SWITZERLAND - The Federal Council of Switzerland is to lower the minimum interest rate from 3.25% to 2.25%, effective January 1, 2004.
The Council or Bundesrat, said that because of strong fluctuations which have characterised financial markets in recent times, interest rate levels will now be examined annually, starting next year.
The decision to trim the interest rate was based on research by Complementa Investment consulting and AWP Securitie Sociale.
The study revealed that the proportion of pensions funds with a deficit rose from 45% at the end of 2002 to 60% at the end of March 2003.
Jurg Brechbuhl, vice-director of the Federal Office of Social Security (Office Federal des Assurances Sociales), explained that this number had since fallen to around 40% thanks to a rebalancing of stock exchanges.
But he warned that these funds are still at risk from a reversal in the stock markets, with only 20% of funds boasting 100% funding levels and sufficient reserves.

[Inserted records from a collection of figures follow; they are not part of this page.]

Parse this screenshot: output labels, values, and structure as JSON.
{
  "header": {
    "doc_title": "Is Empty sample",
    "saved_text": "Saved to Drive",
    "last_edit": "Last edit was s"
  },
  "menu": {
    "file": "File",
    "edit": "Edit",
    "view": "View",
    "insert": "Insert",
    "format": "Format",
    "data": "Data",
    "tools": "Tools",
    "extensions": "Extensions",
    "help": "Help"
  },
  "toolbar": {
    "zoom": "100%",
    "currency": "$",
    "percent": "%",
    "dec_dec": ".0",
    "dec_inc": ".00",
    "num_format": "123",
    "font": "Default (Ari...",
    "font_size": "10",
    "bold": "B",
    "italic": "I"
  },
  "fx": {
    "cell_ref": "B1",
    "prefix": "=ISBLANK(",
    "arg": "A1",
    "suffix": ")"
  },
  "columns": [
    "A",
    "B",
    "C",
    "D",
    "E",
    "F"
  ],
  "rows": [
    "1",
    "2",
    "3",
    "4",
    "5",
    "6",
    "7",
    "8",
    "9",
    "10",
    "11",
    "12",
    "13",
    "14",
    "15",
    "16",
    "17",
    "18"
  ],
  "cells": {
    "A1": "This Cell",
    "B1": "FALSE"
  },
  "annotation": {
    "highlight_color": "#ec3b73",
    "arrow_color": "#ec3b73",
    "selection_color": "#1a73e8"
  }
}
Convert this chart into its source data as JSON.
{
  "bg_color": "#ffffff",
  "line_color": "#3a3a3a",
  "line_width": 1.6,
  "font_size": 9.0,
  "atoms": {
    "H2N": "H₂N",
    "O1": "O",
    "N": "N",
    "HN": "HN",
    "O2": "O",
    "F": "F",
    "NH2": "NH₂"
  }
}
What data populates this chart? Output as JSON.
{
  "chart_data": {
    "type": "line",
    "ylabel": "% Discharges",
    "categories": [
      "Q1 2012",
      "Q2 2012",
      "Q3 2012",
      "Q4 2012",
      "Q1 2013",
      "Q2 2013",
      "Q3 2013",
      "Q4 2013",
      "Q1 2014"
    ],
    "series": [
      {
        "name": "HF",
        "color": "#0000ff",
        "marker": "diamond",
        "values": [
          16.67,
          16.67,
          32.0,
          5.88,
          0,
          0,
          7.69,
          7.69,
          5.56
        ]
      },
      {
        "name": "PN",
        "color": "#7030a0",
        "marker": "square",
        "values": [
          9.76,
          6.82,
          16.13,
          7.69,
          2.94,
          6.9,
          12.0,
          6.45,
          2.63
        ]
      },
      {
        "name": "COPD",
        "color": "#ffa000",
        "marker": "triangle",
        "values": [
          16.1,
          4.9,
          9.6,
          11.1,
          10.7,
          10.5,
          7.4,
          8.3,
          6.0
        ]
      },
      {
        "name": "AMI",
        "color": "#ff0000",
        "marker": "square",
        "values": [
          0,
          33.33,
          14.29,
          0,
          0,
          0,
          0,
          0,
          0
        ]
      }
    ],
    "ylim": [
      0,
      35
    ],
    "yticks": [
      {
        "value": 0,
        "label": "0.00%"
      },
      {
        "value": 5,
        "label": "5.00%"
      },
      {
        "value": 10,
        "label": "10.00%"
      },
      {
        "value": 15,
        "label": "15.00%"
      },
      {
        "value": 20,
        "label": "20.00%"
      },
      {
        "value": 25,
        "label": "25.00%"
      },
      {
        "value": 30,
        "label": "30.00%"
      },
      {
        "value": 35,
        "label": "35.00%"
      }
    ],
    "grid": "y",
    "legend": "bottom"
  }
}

Brechbuhl added that the easing of financial markets during the second quarter justified a higher interest rate than the 2% which was proposed by the Federal Commission and based on figures until March-end 2003.
The Council also explained that the present rate was necessary in light of the proposed reduction in the conversion rate from 7.2% to 6.8% over the next 10 years. This reduction is already late by one year.
Brechbuhl said: “If investments rise next year over and above the fixed interest rate, then pension funds will have the chance to boost reserves, which have crumbled over the past three years due to low markets, and eventually be able redistribute these surpluses among their beneficiaries.”